Con todo el respeto que pueda parecer que te mereces, Alejandro Cuervo, déjame decirte, Entre tú y yo, que tu “entrevista” a Jorge Legañoa fue, TREMENDA MIERDA.
Vaya, entiendo que a ese mequetrefe, poca cosa útil podías sacarle, pero has quedado como un perro baboso y como un entrevistador mediocre.
La televisión cubana volvió a ofrecer este sábado uno de esos ejercicios de periodismo que difícilmente incomodan a nadie en el poder. El programa “Entre tú y yo”, conducido por el actor Alejandro Cuervo, tuvo como invitado al presidente de Prensa Latina, Jorge Legañoa, en una conversación larga, amable y cuidadosamente desprovista de preguntas que pudieran resultar incómodas.
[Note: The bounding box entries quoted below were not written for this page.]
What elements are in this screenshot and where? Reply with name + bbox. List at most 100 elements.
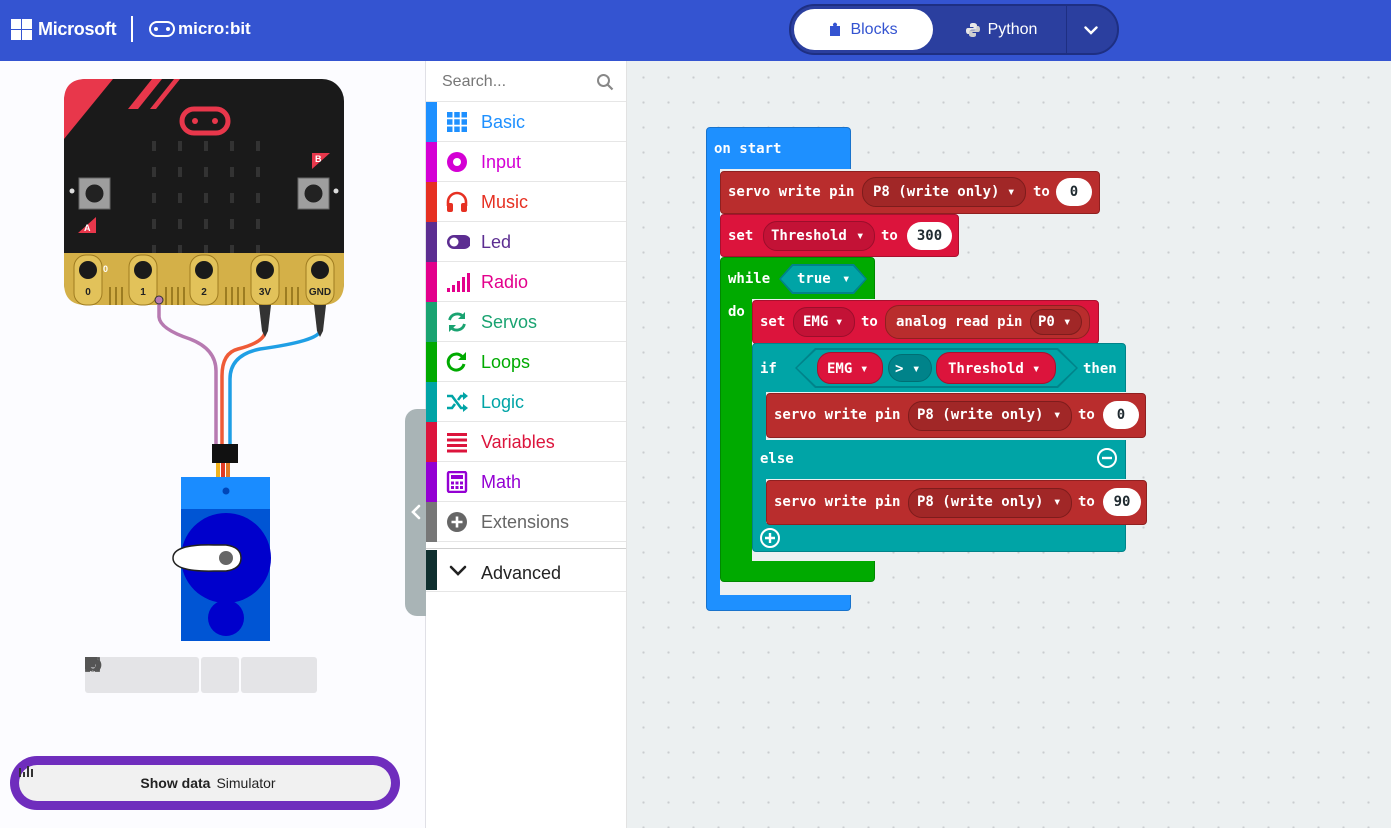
category-loops[interactable]: Loops <box>426 342 626 382</box>
dropdown-arrow-icon: ▾ <box>1063 314 1072 330</box>
category-label-logic: Logic <box>481 392 525 412</box>
screenshot-button[interactable] <box>86 657 279 693</box>
microbit-logo[interactable]: micro:bit <box>149 19 251 39</box>
show-data-label: Show data <box>140 775 211 791</box>
simulator-view-group <box>85 657 317 693</box>
pin-label-0: 0 <box>85 287 91 298</box>
search-input[interactable]: Search... <box>442 73 506 91</box>
fullscreen-button[interactable] <box>85 657 317 693</box>
comparator-value: > <box>895 361 904 377</box>
plus-circle-icon <box>447 512 467 532</box>
category-input[interactable]: Input <box>426 142 626 182</box>
tab-blocks[interactable]: Blocks <box>794 9 933 50</box>
category-basic[interactable]: Basic <box>426 102 626 142</box>
servo-angle-input[interactable]: 0 <box>1103 401 1139 429</box>
servo-write-label: servo write pin <box>728 184 855 200</box>
restart-button[interactable] <box>87 657 161 693</box>
shuffle-icon <box>447 392 468 412</box>
pin-3v-clip <box>259 305 271 337</box>
category-color-bar <box>426 142 437 182</box>
if-label: if <box>760 361 777 377</box>
dropdown-arrow-icon: ▾ <box>912 361 921 377</box>
fullscreen-icon <box>85 657 100 672</box>
pin-0-reading: 0 <box>103 264 108 274</box>
minus-circle-icon[interactable] <box>1096 447 1118 469</box>
microsoft-logo[interactable]: Microsoft <box>11 19 117 40</box>
button-b[interactable] <box>297 177 330 210</box>
mute-button[interactable] <box>86 657 239 693</box>
search-icon[interactable] <box>596 73 614 91</box>
category-color-bar <box>426 222 437 262</box>
dropdown-arrow-icon: ▾ <box>842 271 851 287</box>
dropdown-arrow-icon: ▾ <box>835 314 844 330</box>
python-icon <box>965 22 980 37</box>
category-extensions[interactable]: Extensions <box>426 502 626 542</box>
dropdown-arrow-icon: ▾ <box>860 361 869 377</box>
analog-read-label: analog read pin <box>896 314 1023 330</box>
tab-blocks-label: Blocks <box>850 20 898 38</box>
button-a[interactable] <box>78 177 111 210</box>
category-label-math: Math <box>481 472 522 492</box>
then-label: then <box>1083 361 1117 377</box>
category-color-bar <box>426 262 437 302</box>
header-bar: Microsoft micro:bit Blocks Python <box>0 0 1391 61</box>
category-servos[interactable]: Servos <box>426 302 626 342</box>
button-a-label: A <box>84 223 91 233</box>
category-color-bar <box>426 462 437 502</box>
category-label-radio: Radio <box>481 272 529 292</box>
category-label-loops: Loops <box>481 352 531 372</box>
tab-python[interactable]: Python <box>941 9 1061 50</box>
language-menu-button[interactable] <box>1076 17 1106 43</box>
to-label: to <box>1078 494 1095 510</box>
category-label-input: Input <box>481 152 522 172</box>
category-led[interactable]: Led <box>426 222 626 262</box>
plus-circle-icon[interactable] <box>759 527 781 549</box>
dropdown-arrow-icon: ▾ <box>1032 361 1041 377</box>
show-data-button[interactable]: Show data Simulator <box>19 765 391 801</box>
servo-angle-input[interactable]: 0 <box>1056 178 1092 206</box>
toggle-divider <box>1066 6 1067 53</box>
debug-button[interactable] <box>86 657 199 693</box>
category-color-bar <box>426 302 437 342</box>
simulator-audio-group <box>86 657 239 693</box>
category-label-music: Music <box>481 192 529 212</box>
chevron-down-icon <box>1084 25 1098 35</box>
lines-icon <box>447 433 467 453</box>
puzzle-icon <box>830 22 841 36</box>
threshold-value-input[interactable]: 300 <box>907 222 952 250</box>
servo-motor[interactable] <box>172 477 271 641</box>
emg-reporter-label: EMG <box>827 361 853 377</box>
category-music[interactable]: Music <box>426 182 626 222</box>
set-label: set <box>728 228 754 244</box>
category-advanced[interactable]: Advanced <box>426 548 626 592</box>
category-color-bar <box>426 182 437 222</box>
toggle-icon <box>447 235 470 249</box>
microsoft-brand-text: Microsoft <box>38 19 117 39</box>
dropdown-arrow-icon: ▾ <box>1053 494 1062 510</box>
toolbox: Search... Basic Input Music Led Radio Se… <box>426 61 627 828</box>
category-variables[interactable]: Variables <box>426 422 626 462</box>
category-color-bar <box>426 422 437 462</box>
header-divider <box>131 16 133 42</box>
to-label: to <box>861 314 878 330</box>
servo-wires <box>157 300 322 446</box>
to-label: to <box>881 228 898 244</box>
category-logic[interactable]: Logic <box>426 382 626 422</box>
category-label-led: Led <box>481 232 512 252</box>
category-radio[interactable]: Radio <box>426 262 626 302</box>
servo-connector <box>212 444 238 477</box>
grid-icon <box>447 112 467 132</box>
analog-pin-value: P0 <box>1038 314 1055 330</box>
blocks-workspace[interactable]: on start servo write pin P8 (write only)… <box>627 61 1391 828</box>
on-start-label: on start <box>714 141 782 157</box>
else-label: else <box>760 451 794 467</box>
pin-label-1: 1 <box>140 287 146 298</box>
simulator-canvas: A B 0 1 2 3V GND 0 <box>64 79 344 641</box>
toolbox-search[interactable]: Search... <box>426 61 626 102</box>
servo-angle-input[interactable]: 90 <box>1103 488 1141 516</box>
category-math[interactable]: Math <box>426 462 626 502</box>
pin-label-gnd: GND <box>309 287 331 298</box>
collapse-simulator-tab[interactable] <box>405 409 427 616</box>
category-color-bar <box>426 342 437 382</box>
pin-1-clip <box>154 295 164 305</box>
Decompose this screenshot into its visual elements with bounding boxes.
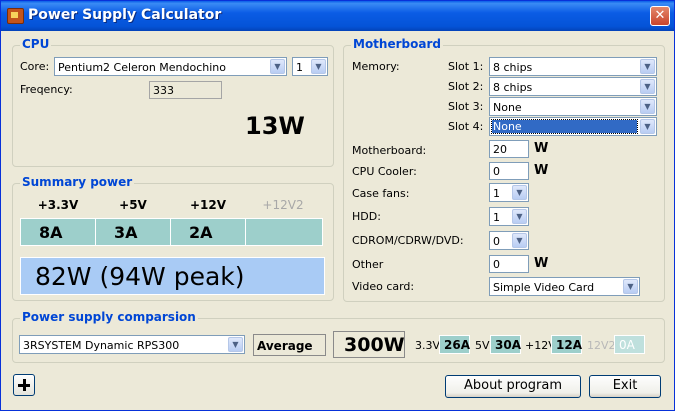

La entrevista discurrió por terrenos seguros: recuerdos universitarios, reflexiones sobre la historia, anécdotas de juventud y elogios al trabajo comunicacional. Cuervo, con un tono cercano que por momentos parecía más de admiración que de interrogación, condujo el diálogo como si estuviera conversando con un invitado al que no conviene contradecir demasiado; , dejando fuera preguntas clave sobre su trayectoria y el papel del aparato mediático en Cuba.
El resultado fue una conversación donde abundaron las historias edificantes y escasearon las preguntas básicas que cualquier periodista mínimamente inquisitivo habría puesto sobre la mesa.

Por ejemplo: Legañoa recordó su paso por la Universidad de La Habana, donde estudió periodismo a principios de los años 2000. Habló de profesores memorables, de la Batalla de Ideas y de la llamada Revolución Energética. Sin embargo, Cuervo no consideró oportuno preguntar algo elemental: cómo un estudiante de Camagüey terminó estudiando en La Habana y no en la Universidad de Oriente, como era la práctica habitual en el sistema universitario cubano.
Tampoco apareció otra pregunta inevitable para cualquiera que conozca el ecosistema mediático de la Isla: cómo fue posible que Legañoa ascendiera tan rápido dentro del aparato comunicacional del Estado. En la entrevista se mencionaron su paso por Juventud Rebelde, su trabajo en medios digitales, su experiencia en Venezuela y su participación en coberturas diplomáticas entre Cuba y Estados Unidos durante la administración Obama. Todo presentado como un recorrido natural, casi inevitable.
Pero ninguna pregunta sobre las críticas que durante años han circulado dentro del propio gremio periodístico. Ninguna referencia a los cuestionamientos sobre su formación académica, sus vínculos institucionales o las circunstancias que facilitaron su ascenso.
La conversación también incluyó reflexiones sobre la ética de la comunicación, el papel de los medios y la necesidad de educar a los públicos para interpretar la información en tiempos de redes sociales. Ideas interesantes, sin duda, aunque escuchadas en boca de uno de los cuadros más visibles del sistema comunicacional cubano producen inevitablemente una pregunta que tampoco apareció en el estudio: qué papel ha jugado él mismo en transformar la realidad informativa del país que describe.

Legañoa habló de sensibilidad social al recordar una experiencia universitaria cambiando bombillos en casas humildes durante la Revolución Energética. Fue un momento emotivo del relato. Pero tampoco ahí surgió otra pregunta que parecía inevitable: cómo se concilia esa sensibilidad con el tono muchas veces distante que caracteriza al aparato mediático oficial frente a la realidad cotidiana de los cubanos.
En cambio, la entrevista se mantuvo en un tono cordial hasta el final, cuando llegó el momento más revelador del programa: la despedida.
Porque además de flores y agradecimientos, el invitado se llevó una generosa colección de obsequios cortesía de los patrocinadores del espacio. Entre ellos, una sesión completamente gratis de mantenimiento corporal en un centro de bienestar, masajes incluidos; una invitación para asistir con su esposa a un desayuno especial; y otros detalles destinados —según explicó el propio anfitrión— a ayudarle a relajarse “en medio de tantos problemas”.
Y así terminó la entrevista: entre flores, masajes, desayunos y agradecimientos.
Una metáfora involuntaria del periodismo televisivo que todavía se practica en la Isla: muchas atenciones, muchas sonrisas… y ni una sola pregunta incómoda.